Here, we applied this methodology to look at publication trends (9,964 publications in NCBI) to find articles related to Next Generation Sequencing (NGS) and COVID-19, published from 2017 to 2022. The bar graph below shows NGS (red), COVID-19 (blue) and overlap in both criteria (green). This data can serve as a proxy to better understand the market need and demand for SARS-CoV-2 sequencing products from materials to kits & reagents to data analysis pipelines.
Q1 2020 onward, scientists in academia, government, and industry began to leverage whole genome and targeted sequencing to map SARS-Cov-2 for identification, drug & vaccine development, and monitoring new variants as they emerged. This is apparent from the bar graph above; however, it also shows that sequencing was a small fraction of the total publication rate focused on COVID-19 - useful insight to validate projections. Additional drill down into the data would provide more context into other approaches and areas of focus.
A network analysis of the same data showing COVID-19 (purple) and Sequencing (white) enables a deeper look into topics and their relationship/similarity to each other. These insights can be combined with other data points to highlight areas of interest/opportunity in this space.

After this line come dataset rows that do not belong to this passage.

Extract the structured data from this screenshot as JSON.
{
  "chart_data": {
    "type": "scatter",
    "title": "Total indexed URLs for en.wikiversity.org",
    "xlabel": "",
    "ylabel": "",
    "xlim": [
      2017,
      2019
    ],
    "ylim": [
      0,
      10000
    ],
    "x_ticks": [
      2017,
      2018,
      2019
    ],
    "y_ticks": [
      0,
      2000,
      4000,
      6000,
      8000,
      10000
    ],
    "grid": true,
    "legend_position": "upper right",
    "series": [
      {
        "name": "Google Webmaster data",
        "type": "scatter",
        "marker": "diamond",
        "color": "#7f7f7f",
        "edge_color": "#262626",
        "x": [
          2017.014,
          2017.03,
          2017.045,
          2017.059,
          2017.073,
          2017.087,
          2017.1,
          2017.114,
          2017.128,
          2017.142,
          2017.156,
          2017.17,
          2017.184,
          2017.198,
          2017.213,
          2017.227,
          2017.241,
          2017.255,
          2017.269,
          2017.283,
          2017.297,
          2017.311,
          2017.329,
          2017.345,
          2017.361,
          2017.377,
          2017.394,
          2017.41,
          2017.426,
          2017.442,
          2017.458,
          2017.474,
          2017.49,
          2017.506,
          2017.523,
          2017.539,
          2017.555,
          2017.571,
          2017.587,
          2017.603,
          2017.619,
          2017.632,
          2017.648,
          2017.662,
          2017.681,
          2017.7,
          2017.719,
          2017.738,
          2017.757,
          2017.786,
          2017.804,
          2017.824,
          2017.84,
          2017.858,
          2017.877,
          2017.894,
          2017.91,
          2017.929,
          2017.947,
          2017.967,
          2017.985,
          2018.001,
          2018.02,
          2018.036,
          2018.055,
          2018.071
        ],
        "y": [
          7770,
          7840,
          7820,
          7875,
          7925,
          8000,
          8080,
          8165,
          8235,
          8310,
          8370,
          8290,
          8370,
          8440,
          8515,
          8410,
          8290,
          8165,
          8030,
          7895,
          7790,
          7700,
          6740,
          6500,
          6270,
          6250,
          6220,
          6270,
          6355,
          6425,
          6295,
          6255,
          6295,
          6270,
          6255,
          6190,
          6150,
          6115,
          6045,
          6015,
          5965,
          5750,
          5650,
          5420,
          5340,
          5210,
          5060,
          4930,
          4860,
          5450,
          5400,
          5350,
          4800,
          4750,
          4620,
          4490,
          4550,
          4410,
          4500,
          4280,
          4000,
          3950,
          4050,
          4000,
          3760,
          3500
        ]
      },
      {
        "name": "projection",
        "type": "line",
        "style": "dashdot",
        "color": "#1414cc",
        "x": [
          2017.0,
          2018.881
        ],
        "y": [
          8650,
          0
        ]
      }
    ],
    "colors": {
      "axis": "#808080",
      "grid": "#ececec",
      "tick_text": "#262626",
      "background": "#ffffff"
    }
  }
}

Incorporating other open-source data such as Google Trends can serve as another tool to assess interest. As an example, pivoting from sequencing to vaccine development and distribution, which significantly benefited from the work done via sequencing to identify the virus genome, worldwide interest in COVID-19 transitions from COVID-19 (blue) to COVID-19 Vaccine (red). Real-time understanding of this type of interest can aid pharma/biotech companies in the vaccine and/or related markets fine-tune their marketing and GTM strategies.
Open-source/alternative data into machine learning accelerate setting data-driven GTM and product development strategies for market growth and dominance. These methodologies, combined with other market-tested strategies, enable companies to make more informed decisions in all phases of the product life cycle.